Hi Guys,
May I as an implementer also comment on the idea of overloading the OKP
identifier?
Actual code for a COSE public key decoder:
// Throws an exception if there is no KTY label (=key object is completely
malformed).
int coseKty = publicKeyMap.getObject(COSE_KTY_LABEL).getInt();
KeyTypes keyType = keyTypes.get(coseKty);
if (keyType == null) {
throw new GeneralSecurityException("Unrecognized key type: " + coseKty);
}
I guess that most decoders do something like this since the parameters associated with
each "kty" are quite different.
If you OTOH overload OKP, decoders would assume that they are going to process
an x25519, x448, ed25519, or ed448 key and convert these to the platform's own
representation.
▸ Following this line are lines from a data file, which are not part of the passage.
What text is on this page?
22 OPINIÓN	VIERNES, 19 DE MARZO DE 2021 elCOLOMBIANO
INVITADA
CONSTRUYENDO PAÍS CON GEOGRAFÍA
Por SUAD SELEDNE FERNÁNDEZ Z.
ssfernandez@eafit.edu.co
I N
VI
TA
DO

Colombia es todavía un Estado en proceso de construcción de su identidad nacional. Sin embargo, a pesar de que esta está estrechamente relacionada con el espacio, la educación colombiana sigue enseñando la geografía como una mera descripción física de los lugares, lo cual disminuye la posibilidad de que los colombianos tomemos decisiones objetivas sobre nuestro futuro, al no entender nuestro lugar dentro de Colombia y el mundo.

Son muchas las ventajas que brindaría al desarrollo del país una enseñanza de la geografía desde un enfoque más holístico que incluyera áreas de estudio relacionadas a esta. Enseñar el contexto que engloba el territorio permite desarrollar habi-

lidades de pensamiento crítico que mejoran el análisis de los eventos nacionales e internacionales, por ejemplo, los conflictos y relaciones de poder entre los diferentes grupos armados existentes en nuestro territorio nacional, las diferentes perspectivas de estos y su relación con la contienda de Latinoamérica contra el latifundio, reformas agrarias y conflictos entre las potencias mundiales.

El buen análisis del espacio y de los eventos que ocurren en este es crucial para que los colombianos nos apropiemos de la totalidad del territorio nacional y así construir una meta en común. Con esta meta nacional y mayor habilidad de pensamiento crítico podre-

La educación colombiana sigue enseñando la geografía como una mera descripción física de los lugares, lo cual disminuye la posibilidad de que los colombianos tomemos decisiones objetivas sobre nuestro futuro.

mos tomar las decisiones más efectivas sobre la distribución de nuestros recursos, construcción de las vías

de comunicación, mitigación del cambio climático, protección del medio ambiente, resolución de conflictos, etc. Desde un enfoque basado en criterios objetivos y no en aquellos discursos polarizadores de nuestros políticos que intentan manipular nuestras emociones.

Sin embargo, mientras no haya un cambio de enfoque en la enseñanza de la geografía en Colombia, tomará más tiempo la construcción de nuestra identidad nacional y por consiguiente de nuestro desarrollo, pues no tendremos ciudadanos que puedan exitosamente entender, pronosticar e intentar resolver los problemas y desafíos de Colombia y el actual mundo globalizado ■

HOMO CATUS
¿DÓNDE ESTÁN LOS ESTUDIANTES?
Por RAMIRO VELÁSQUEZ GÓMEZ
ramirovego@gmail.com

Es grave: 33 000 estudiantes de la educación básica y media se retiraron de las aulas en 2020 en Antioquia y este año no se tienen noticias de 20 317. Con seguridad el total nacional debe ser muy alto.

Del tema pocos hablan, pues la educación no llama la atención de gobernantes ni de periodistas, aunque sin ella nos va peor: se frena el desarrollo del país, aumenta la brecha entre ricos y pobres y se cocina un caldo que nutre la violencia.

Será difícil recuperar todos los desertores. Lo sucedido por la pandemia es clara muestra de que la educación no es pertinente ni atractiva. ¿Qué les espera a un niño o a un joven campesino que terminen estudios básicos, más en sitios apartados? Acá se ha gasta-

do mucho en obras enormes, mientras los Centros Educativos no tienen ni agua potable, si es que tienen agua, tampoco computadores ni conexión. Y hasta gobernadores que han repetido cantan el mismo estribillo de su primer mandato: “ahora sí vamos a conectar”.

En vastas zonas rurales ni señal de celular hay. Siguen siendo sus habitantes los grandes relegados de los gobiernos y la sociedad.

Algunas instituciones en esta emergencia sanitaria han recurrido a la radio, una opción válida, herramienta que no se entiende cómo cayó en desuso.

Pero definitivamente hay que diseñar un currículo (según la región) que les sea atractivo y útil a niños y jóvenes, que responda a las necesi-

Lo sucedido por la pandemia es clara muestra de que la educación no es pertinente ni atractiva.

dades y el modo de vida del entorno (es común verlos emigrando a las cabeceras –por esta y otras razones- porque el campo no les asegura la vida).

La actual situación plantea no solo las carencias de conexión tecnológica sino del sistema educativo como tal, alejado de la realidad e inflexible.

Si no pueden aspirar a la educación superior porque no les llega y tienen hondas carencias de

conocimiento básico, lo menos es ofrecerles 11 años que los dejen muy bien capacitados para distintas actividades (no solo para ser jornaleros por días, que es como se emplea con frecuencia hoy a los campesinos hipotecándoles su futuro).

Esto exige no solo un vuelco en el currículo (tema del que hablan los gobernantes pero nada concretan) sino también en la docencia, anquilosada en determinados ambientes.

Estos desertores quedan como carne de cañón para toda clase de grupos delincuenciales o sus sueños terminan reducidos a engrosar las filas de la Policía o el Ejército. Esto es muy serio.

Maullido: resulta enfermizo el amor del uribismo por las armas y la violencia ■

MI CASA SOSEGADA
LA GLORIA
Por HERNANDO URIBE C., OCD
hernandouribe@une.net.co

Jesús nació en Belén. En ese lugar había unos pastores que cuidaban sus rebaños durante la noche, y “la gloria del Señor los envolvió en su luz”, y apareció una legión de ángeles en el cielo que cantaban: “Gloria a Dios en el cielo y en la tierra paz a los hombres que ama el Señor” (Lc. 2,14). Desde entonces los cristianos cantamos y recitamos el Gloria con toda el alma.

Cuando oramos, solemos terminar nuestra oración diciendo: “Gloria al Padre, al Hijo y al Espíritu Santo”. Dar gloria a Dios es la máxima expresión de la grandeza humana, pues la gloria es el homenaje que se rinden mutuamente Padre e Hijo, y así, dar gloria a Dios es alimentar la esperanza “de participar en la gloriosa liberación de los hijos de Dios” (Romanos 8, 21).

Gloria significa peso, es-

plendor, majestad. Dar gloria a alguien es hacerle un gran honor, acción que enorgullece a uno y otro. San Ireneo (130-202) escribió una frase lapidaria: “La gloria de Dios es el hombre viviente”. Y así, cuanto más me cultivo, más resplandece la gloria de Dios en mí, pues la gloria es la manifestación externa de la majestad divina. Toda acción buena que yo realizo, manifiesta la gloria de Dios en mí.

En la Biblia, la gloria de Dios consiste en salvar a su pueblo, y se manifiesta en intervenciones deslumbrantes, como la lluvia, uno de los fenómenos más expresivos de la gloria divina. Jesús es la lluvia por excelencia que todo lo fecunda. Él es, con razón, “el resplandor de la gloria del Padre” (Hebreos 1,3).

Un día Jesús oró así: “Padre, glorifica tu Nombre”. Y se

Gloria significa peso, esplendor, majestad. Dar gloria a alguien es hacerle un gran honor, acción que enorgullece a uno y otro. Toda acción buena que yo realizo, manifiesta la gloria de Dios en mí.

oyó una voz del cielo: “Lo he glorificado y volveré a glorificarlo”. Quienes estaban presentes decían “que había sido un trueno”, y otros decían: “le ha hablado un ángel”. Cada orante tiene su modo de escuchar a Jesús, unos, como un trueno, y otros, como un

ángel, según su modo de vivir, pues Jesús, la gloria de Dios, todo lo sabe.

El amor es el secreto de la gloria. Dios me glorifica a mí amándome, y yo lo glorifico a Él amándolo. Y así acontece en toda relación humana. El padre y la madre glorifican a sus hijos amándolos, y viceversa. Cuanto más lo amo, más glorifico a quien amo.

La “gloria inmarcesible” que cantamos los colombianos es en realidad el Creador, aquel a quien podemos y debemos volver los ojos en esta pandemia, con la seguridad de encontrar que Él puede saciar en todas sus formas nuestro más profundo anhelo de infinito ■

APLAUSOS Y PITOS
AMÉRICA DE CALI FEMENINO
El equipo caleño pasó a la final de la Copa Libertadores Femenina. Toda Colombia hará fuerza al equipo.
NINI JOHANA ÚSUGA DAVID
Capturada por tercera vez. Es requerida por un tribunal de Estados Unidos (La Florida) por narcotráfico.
Such code will fail and in a much less predictive way. BTW,
Oracle would never considering extending their existing interfaces for the
mentioned algorithms; they would define new ones. Some people suggested
retrofitting the EC interfaces for ed25519 and friends but Oracle turned down
this request since existing crypto providers would either have to be upgraded
or just crash and that is not overly appealing. Clean separation is more
important than code reuse. A key decoder/encoder is also a very small piece of
code.
This is also a question about adoption. By using different identifiers,
software can be upgraded without support by the platform vendors. It took
Oracle 5 years to introduce native support for Ed25519!